The dividing lines between system buses, system intraconnects, and system interconnects are getting more blurry all the time. And that is, oddly enough, going to turn out to be a good thing in the long run.
In the short run, this is a bit messy. There are a number of competing and complementary standards that span this middle ground between the processor and adjacent systems, many of which run atop the PCI-Express bus transport but which do more interesting things with it than just hanging storage or networking off the bus. Such as doing some form of memory sharing across devices, usually though some sort of coherency mechanism. Others are coming up with their own electrical or optical signaling.
These include the Compute Express Link (CXL) from Intel, the Coherent Accelerator Interface (CAPI) from IBM, the Cache Coherence Interconnect for Accelerators (CCIX) from Xilinx, and the Infinity Fabric from AMD. Other interconnects try to get around some of the limitations of bandwidth or latency inherent in the PCI-Express bus, such as the NVLink interconnect from Nvidia and the OpenCAPI interconnect from IBM. OpenCAPI, which is supported on Big Blue’s Power9 processors, relies on special SERDES communication units on the chip that run at 25 Gb/sec and that can support a variant of the CAPI protocol or the NVLink protocol to attach Power9s to Nvidia Tesla GPU accelerators that also support NVLink – and do so in a coherent fashion across these different devices. The Gen-Z interconnect from Hewlett Packard Enterprise links out from PCI-Express on servers to silicon photonics bridges and switches that hold out the promise a memory centric – rather than compute centric – architecture for systems. It can be used to hook anything from DRAM to flash to accelerators in meshes with any manner of CPU.

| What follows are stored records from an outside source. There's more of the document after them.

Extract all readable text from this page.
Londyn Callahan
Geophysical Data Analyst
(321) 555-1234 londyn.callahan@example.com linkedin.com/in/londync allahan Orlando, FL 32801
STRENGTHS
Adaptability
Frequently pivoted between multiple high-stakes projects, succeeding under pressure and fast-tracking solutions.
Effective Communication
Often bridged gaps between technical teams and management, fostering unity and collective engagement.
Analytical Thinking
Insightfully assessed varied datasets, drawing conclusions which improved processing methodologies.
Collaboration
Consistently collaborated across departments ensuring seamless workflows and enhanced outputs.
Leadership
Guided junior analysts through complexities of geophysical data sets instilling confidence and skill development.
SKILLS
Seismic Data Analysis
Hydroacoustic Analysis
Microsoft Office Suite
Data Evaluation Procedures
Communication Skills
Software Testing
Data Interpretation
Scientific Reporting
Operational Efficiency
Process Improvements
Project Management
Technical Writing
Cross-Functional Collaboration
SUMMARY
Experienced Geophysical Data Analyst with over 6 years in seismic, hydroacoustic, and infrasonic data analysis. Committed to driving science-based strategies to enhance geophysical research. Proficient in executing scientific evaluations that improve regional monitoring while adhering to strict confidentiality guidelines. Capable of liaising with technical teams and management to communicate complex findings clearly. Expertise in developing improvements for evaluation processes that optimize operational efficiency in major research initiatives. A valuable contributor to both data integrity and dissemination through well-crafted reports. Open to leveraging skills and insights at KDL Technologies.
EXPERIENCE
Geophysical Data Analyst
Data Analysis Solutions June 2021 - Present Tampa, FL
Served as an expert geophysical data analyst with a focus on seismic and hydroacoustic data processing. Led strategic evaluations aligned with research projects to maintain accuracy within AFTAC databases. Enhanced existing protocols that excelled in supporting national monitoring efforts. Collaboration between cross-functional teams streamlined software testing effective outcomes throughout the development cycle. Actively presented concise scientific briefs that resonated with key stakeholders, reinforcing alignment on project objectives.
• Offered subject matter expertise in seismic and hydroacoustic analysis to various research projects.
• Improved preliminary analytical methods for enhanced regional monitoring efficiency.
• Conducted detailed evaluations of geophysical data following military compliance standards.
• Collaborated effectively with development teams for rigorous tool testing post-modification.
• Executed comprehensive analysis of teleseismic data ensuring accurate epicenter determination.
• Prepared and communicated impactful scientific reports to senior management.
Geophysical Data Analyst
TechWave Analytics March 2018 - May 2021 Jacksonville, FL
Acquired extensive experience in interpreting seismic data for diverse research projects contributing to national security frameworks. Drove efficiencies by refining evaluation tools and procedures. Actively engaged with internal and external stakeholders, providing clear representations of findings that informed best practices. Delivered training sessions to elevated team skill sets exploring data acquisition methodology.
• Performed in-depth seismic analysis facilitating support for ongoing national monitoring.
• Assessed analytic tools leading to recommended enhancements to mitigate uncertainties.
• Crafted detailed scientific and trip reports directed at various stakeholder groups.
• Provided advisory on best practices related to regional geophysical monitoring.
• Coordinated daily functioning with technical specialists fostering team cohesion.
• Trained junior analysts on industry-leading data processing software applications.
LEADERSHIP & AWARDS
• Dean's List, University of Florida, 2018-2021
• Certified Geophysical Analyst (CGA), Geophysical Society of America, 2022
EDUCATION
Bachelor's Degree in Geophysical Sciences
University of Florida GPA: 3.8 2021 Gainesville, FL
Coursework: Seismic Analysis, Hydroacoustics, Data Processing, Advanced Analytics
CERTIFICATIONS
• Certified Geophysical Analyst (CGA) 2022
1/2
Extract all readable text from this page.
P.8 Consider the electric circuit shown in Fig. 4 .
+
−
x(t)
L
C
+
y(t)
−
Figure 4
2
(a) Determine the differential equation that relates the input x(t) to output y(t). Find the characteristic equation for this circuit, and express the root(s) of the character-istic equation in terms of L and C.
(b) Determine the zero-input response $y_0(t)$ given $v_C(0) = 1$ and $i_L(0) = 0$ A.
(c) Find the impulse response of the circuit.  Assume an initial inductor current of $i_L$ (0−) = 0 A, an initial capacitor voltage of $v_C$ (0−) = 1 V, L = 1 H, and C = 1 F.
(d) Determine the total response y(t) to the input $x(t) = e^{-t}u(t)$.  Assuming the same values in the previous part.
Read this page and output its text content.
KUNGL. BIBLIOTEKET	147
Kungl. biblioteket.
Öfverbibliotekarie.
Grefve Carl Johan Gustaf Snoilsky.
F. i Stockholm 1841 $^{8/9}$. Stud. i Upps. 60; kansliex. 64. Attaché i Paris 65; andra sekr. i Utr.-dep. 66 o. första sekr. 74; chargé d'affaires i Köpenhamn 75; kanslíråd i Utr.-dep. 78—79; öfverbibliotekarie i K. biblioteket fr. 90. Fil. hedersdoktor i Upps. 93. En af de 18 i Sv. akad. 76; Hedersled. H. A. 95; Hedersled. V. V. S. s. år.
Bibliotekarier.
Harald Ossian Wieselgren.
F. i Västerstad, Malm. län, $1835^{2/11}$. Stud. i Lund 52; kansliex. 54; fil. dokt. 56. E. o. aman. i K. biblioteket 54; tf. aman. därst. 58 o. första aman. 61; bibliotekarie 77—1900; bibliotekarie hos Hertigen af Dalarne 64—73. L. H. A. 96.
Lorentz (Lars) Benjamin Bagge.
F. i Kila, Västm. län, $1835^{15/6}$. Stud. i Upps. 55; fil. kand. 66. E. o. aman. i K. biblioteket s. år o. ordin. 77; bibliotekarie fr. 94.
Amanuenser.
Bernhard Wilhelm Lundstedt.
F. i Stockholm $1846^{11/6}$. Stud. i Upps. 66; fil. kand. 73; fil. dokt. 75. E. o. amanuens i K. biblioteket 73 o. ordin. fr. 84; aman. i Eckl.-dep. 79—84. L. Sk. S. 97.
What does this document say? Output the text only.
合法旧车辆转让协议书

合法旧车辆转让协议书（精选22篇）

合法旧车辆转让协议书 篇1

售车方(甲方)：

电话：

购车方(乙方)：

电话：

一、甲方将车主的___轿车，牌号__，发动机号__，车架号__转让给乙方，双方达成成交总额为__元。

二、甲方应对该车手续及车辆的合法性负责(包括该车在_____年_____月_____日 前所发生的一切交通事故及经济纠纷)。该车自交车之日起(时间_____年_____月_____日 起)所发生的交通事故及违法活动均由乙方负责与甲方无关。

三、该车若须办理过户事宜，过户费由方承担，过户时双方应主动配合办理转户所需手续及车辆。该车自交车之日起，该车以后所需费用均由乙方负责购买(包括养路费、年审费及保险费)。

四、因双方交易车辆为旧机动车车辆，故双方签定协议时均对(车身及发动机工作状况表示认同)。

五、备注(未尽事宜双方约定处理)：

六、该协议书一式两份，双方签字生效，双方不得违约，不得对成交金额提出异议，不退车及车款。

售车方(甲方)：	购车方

At this point, all of these interconnects but Nvidia’s NVLink and AMD’s Infinity Fabric has an independent consortium driving their specifications, and more than a few hyperscalers and vendors participate in multiple consortia to keep a hand in all of the different games. At some point, these may resolve into a smaller set of transports and protocols that achieve the collective goals of these interconnects. They may compete to the death. But it sure doesn’t look like it, not with Steve Fields, chief engineer of Power Systems at IBM who also spearheads OpenCAPI, and Gaurav Singh, corporate vice president at Xilinx and who spearheads CCIX, plus Dong Wei, standards architect at ARM Holdings and Nathan Kalyanasundharam, senior fellow at AMD, being four of the five members of the board of the new CXL Consortium, which was launched this week. Alibaba, Cisco Systems, Dell EMC, Facebook, Google, Hewlett Packard Enterprise, Huawei Technology, and Microsoft all jumped on the CXL bandwagon early, and together, these companies represent a big portion of the systems ecosystem when gaged by capacity sold or bought. Significantly, Nvidia has also joined up even though it does not have a seat on the CXL board.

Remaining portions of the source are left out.